Let $U(\mathcal{H})$ be the group of unitary operators on a (complex) Hilbert space $\mathcal{H}$. Then $U(\mathcal{H})$ with the strong topology is a topological group with composition.
In particular, composition is continuous:
Consider a net $(U_i, V_i)_{i \in I} \subseteq U(\mathcal{H}) \times U(\mathcal{H})$ s.t. $(U_i, V_i) \rightarrow (U,V)$. Then since $U(\mathcal{H}) \times U(\mathcal{H})$ has the product topology, this is equivalent to $U_i \rightarrow U$ and $V_i \rightarrow V$, which, in turn, is equivalent to $\forall x \in \mathcal{H}: U_i(x) \rightarrow U(x), V_i(x) \rightarrow V(x)$ by definition of the strong operator topology.
Now, we want to show that $U_i V_i \rightarrow UV$. Again, by the strong operator topology, this is equivalent to point-wise convergence.
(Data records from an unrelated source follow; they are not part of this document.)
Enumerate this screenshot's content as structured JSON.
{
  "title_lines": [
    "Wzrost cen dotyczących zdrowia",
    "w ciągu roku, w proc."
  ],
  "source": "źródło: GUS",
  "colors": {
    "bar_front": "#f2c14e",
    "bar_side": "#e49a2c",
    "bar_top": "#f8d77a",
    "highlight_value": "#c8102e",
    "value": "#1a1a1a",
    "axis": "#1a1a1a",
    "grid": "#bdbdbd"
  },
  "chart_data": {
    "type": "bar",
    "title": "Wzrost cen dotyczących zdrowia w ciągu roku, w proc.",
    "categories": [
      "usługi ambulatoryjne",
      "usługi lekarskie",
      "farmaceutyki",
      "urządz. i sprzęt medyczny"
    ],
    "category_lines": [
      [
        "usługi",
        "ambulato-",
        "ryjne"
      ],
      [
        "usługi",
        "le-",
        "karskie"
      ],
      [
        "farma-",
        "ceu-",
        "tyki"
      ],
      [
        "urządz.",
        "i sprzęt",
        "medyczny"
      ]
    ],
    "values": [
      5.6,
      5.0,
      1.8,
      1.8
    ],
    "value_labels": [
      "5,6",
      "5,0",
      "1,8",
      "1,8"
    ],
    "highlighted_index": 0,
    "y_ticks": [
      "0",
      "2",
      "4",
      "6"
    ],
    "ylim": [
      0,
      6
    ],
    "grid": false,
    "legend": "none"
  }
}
So let $x \in \mathcal{H}$ be fixed, then we want to show that for any $\varepsilon > 0$ there exists a $i_0 \in I$ s.t. $\forall i \geq i_0: U_i V_i (x) \in B_{\varepsilon}(UVx)$. Indeed
\begin{align}
\Vert (U_i V_i – U V) x \Vert &= \Vert (U_i V_i – U_i V + U_i V – U V) x \Vert \\
&\leq \Vert U_i (V_i – V) x \Vert + \Vert (U_i – U) V x \Vert \\
&\leq \underbrace{\Vert U_i \Vert}_{=1} \cdot \Vert (V_i – V) x \Vert + \Vert (U_i – U) Vx \Vert\\
&= \Vert (V_i – V)x \Vert + \Vert (U_i – U) Vx \Vert\\
\end{align}
Now choose $i_0 \in I$ s.t. $(U_i,V_i) \in \{B \in \mathcal{B}(\mathcal{H}) \vert \Vert (B – U) Vx \Vert < \varepsilon/2 \} \times \{B \in \mathcal{B}(\mathcal{H}) \vert \Vert (B – V) x \Vert < \varepsilon/2 \} =: N(U,\{Vx\},\varepsilon/2) \times N(V, \{x \}, \varepsilon/2)$, which are neighborhoods of $U$ and $V$ respectively (by definition of the strong operator topology).
Then by definition we have $(\Vert (V_i – V)x \Vert + \Vert (U_i – U)x \Vert) \leq \varepsilon$ for $i \geq i_0$.
As far as I know, $GL(\mathcal{H})$ the group of invertible bounded linear operators on $\mathcal{H}$ is not a topological group, precisely because the composition is not continuous. However, I do not see how the above proof fails for $GL(\mathcal{H})$.
The only time one uses the boundedness of $U(\mathcal{H})$ is in $\underbrace{\Vert U_i \Vert}_{=1}$. However, since $U_i$ is pointwise convergent for each $i \in I$, this term would still be bounded above by the uniform boundedness principle.
Question: Where does the proof fail for $GL(\mathcal{H})$ instead of $U(\mathcal{H})$?
Ideally, I am also looking for a counter example.
Best Answer
As Daniel Fischer and Conifold pointed out, the proof fails for unbounded subsets of $GL(\mathcal{H})$, since one needs to bound $\Vert U_i \Vert$.
I thought one could deal with that via uniform boundedness as follows:
Since $U_i x \rightarrow Ux$ we have pointwise convergence and thus pointwise boundedness i.e. $\forall x \in X: \sup_{i \in I} \Vert U_i x \Vert < \infty$. And thus by uniform boundedness: $\sup_{i \in I} \Vert U_i \Vert < \infty$.
However, as opposed to a convergent sequence, a convergent net in a normed space need not be norm bounded. A simple example is given in the answer here.
Remark: note that for separable $\mathcal{H}$, bounded subsets of $GL(\mathcal{H})$ are metrizable. In this case, the argument works, since in order to show continuity it would have been enough to consider sequences.